Thanks for the clarification.

This should provide a baseline for comparison against other setups.

Cheers!
Dave

Alex Roslin said...

And thanks to you for sticking with it and bringing a source of possible confusion to my attention. It's always great to see someone else corroborate the interesting results this data can yield.

Take care,
Alex

Dave said...

Hi Alex,
Just fyi...I may have found a better profit setup for the S&P 500.

I sent you the setup earlier today, and am just posting this coment in case my email got filted as spam.

No need to approve this comment, just wanted to let you know. I'm interested in your thoughts about the setup.

Cheers!
Dave

Alex Roslin said...

Hi Dave,

Just took a first preliminary look. Looks like a winner. Congratulations on your discovery, and thanks for sharing it. I was planning to retest all the setups starting early next year, as part of a regular exercize of reoptimizing them with the new data, but your discovery for the SP500 makes me think I should redo that one sooner. I'd like to see if I can find something even better.
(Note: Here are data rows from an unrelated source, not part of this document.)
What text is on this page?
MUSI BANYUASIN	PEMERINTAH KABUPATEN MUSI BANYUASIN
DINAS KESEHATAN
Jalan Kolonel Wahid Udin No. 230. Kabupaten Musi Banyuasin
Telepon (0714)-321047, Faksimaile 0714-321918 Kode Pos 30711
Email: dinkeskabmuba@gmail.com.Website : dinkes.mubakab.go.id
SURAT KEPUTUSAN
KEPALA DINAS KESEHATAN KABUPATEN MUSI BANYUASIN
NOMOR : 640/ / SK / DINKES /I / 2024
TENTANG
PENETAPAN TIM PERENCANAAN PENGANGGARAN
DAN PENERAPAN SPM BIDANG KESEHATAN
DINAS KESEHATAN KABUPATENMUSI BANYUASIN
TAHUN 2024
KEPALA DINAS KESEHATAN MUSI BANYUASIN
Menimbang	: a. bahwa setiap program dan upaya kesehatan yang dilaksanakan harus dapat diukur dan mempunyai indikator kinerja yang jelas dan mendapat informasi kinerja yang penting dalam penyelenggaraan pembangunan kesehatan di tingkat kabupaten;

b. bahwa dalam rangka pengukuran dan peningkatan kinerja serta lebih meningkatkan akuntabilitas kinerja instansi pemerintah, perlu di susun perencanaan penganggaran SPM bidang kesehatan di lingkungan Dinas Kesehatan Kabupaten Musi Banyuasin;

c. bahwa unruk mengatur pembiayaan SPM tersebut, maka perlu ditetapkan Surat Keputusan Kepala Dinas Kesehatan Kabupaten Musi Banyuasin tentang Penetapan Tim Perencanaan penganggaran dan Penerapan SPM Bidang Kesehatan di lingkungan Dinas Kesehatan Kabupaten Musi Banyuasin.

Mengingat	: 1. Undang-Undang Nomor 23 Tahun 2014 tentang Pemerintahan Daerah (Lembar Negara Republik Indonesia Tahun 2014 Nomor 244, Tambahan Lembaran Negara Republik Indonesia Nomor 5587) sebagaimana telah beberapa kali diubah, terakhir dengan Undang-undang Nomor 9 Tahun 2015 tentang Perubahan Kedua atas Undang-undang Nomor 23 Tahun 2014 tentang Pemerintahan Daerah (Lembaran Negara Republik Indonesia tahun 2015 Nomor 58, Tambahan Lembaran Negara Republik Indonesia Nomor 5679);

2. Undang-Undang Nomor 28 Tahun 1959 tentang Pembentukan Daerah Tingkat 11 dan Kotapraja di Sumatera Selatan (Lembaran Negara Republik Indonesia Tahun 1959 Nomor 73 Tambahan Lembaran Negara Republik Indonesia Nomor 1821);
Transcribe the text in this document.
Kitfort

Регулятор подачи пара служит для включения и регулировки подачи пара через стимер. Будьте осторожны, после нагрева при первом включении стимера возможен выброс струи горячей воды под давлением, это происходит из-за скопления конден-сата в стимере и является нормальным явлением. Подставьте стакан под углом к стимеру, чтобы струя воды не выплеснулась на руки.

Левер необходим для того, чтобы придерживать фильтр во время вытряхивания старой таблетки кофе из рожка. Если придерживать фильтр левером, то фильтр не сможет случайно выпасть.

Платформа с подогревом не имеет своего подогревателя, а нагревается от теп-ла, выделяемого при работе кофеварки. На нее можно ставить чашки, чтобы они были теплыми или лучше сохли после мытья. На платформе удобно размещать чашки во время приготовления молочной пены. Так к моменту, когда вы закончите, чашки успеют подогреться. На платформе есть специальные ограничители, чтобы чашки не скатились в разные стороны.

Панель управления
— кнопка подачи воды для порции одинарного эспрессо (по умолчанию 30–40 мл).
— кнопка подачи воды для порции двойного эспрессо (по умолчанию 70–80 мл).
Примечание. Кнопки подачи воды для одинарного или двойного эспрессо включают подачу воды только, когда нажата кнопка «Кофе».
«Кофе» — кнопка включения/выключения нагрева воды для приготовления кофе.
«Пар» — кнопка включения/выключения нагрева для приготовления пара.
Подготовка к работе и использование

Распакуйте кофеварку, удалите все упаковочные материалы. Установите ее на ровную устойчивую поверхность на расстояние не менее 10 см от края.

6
For the DIYers out there, Dave's setup works by fading the small traders when their net % of open interest position is 1.1 or more standard deviations from its 15-week moving average. Like the 17-week setup I'm using, Dave flipped to a bullish signal with the Sept. 25 COTs report, and it's still on a buy signal right now.

The SP500 setup was the first one I developed, back when I was still working out the best ways to backtest for the ideal parameters.